Christian Nolet
About Christian Nolet
Independent director of Jasper Therapeutics since 2021; Age 68; Class III director with current term expiring at the 2027 annual meeting. Former audit partner (EY 2001–2019; previously PwC 1991–2001), retired CPA (CA), and recognized “audit committee financial expert.” He is independent under Nasdaq rules and brings >40 years of audit and life sciences governance experience.
Past Roles
| Organization | Role | Tenure | Committees/Impact |
|---|---|---|---|
| Ernst & Young LLP (EY) | Audit Partner; Leader, West EY Life Sciences Industry Group | 2001–2019 | Led sector practice; senior audit leadership for life sciences clients |
| PricewaterhouseCoopers LLP | Partner | 1991–2001 | Audit partner roles |
| California Life Sciences (industry association) | Executive Committee; Finance Committee Chair | 2000–Feb 2024 | Long-serving governance and finance leadership in industry association |
| Biotechnology Innovation Organization (BIO) | Finance & Investment Committee; Emerging Companies Section | Not specified | Policy/industry engagement roles |
External Roles
| Company | Role | Public/Private | Tenure |
|---|---|---|---|
| ArriVent Biopharma, Inc. (AVBP) | Director | Public | Since Sep 2023 (current) |
| Revance Therapeutics, Inc. (RVNC) | Director | Public | Jul 2019–Feb 2025 (to acquisition) |
| PolarityTE, Inc. (PTE) | Director | Public | Apr 2020–Jan 2023 |
| Ambrx Biopharma Inc. (AMAM) | Director | Public | Jan 2021–Nov 2021 |
| Viela Bio, Inc. (VIE) | Director | Public | Aug 2019–Mar 2021 (to acquisition) |
Board Governance
- Independence: Determined independent by the Board under SEC/Nasdaq rules; Jasper board is majority independent.
- Committee assignments: Chair, Audit Committee; Chair, Compensation Committee; member of both committees. Designated “audit committee financial expert.”

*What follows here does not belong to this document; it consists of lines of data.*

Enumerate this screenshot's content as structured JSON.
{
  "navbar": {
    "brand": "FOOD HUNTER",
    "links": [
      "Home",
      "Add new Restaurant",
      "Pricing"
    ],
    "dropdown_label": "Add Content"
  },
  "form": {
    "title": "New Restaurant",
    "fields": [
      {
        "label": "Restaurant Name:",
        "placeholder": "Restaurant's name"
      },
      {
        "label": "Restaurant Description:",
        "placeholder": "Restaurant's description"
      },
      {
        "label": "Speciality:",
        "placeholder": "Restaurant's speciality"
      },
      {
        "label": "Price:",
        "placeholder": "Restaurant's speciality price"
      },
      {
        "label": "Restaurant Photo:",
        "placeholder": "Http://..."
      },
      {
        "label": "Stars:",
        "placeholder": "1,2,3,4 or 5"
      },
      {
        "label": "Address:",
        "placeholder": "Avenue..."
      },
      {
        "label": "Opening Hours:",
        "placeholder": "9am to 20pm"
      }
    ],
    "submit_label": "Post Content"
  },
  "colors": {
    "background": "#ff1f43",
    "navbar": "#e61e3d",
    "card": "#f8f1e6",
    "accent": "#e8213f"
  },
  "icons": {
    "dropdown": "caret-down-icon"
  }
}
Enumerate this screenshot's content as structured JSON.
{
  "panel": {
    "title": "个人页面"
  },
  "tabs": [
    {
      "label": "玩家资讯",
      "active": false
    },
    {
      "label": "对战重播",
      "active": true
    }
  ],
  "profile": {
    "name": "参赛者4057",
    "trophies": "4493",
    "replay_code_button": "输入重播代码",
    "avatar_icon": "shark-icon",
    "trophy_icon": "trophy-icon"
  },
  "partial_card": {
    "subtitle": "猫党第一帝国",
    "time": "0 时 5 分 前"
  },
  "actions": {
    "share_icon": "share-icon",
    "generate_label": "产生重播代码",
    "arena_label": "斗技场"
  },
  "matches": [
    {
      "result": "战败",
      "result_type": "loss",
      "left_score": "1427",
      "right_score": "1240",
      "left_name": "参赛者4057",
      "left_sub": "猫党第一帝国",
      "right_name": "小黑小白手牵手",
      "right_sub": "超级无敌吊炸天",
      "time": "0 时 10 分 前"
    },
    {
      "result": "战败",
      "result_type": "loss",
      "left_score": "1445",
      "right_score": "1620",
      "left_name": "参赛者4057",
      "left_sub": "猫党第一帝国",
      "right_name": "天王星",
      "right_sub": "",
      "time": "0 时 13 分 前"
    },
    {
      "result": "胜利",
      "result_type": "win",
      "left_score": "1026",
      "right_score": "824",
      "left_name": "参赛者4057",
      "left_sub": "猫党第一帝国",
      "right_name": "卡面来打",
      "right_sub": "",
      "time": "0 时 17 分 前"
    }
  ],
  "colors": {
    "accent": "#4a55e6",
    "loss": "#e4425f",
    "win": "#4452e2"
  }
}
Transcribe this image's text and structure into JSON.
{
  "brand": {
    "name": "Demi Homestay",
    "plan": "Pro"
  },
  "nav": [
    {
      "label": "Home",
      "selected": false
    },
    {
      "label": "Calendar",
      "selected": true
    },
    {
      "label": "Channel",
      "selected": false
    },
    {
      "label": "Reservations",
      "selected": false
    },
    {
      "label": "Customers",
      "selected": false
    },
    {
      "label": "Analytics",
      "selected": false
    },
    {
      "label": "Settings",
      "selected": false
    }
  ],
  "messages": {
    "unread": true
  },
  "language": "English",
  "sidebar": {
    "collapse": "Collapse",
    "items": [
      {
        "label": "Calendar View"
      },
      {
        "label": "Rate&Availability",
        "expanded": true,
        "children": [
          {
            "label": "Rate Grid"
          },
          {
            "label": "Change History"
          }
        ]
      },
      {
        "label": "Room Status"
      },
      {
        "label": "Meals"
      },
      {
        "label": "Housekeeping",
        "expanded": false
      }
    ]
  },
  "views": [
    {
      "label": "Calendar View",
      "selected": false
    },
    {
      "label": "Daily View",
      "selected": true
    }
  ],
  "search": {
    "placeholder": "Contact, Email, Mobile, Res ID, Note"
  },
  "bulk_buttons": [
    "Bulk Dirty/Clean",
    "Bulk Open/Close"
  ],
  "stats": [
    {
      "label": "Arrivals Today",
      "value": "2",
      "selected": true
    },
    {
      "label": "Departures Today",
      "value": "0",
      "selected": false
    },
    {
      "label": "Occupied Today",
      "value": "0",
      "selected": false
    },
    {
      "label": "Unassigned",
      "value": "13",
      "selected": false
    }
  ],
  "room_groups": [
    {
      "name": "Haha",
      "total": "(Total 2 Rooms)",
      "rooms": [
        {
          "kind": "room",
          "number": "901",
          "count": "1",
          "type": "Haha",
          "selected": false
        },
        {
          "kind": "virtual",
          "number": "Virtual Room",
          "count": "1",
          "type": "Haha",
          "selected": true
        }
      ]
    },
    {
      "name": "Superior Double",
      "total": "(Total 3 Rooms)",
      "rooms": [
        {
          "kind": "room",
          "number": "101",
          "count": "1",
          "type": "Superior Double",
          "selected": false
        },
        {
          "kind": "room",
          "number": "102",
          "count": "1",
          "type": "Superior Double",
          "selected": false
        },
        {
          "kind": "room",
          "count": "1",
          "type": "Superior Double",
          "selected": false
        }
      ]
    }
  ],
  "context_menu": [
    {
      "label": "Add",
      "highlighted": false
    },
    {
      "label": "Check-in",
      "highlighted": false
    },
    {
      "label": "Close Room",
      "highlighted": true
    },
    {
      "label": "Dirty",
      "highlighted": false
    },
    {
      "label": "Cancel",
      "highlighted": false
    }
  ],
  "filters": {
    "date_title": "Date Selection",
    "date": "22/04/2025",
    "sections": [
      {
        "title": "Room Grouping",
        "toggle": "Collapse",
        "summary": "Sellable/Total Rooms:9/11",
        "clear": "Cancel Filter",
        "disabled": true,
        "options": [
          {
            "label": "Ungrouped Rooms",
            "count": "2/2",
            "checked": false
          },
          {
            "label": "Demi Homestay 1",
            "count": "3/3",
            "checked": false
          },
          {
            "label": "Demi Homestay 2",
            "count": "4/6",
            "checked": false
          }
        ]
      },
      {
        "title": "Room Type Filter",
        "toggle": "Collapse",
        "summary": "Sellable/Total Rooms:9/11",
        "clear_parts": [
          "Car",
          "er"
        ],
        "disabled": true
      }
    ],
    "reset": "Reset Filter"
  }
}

- Tenure/class: Director since 2021; Class III; term through 2027 annual meeting.
- Attendance: Each director attended ≥75% of Board/committee meetings in 2024; Board met 6x (plus 3 written consents); Audit 5x; Compensation 4x.
- Board structure: Non-employee Chair (Tom Wiggans); independent directors meet in executive session after regular Board meetings.
- Compensation advisor independence: Compensation Committee uses Alpine Rewards; committee determined no conflicts.
Fixed Compensation
| Component (2024) | Amount ($) |
|---|---|
| Board annual retainer (member) | $40,000 |
| Audit Committee chair fee | $15,000 |
| Compensation Committee chair fee | $10,000 |
| Total cash fees earned (disclosed) | $65,000 |
- Policy uses retainers (no meeting fees); earned quarterly in arrears.
Performance Compensation
| Equity Element (2024) | Detail |
|---|---|
| Option awards (grant-date fair value) | $161,489 |
| Outstanding options at 12/31/2024 | 20,004 shares |
| Annual grant design | Annual director stock options vest in full on first anniversary of grant date; effective Apr 19, 2024 annual grant size increased to 7,500 options (from 4,700 pre-Apr 19, 2024). |
| New director one-time grant | Effective Apr 19, 2024 increased to 15,000 options; 25% vests at 1 year, remainder monthly over 36 months. |
Director equity is time-based; no performance metrics are tied to director awards.
Other Directorships & Interlocks
- Current public company board: ArriVent Biopharma (AVBP).
- Recent public boards: Revance (RVNC), PolarityTE (PTE), Ambrx (AMAM), Viela Bio (VIE).
- No JSPR-related party transactions disclosed involving Mr. Nolet; related-party disclosure in 2024–2025 period pertains to another director (Dr. Shizuru consulting).
Expertise & Qualifications
- Retired CPA (California); former EY and PwC audit partner with deep life sciences coverage.
- Board-designated audit committee financial expert.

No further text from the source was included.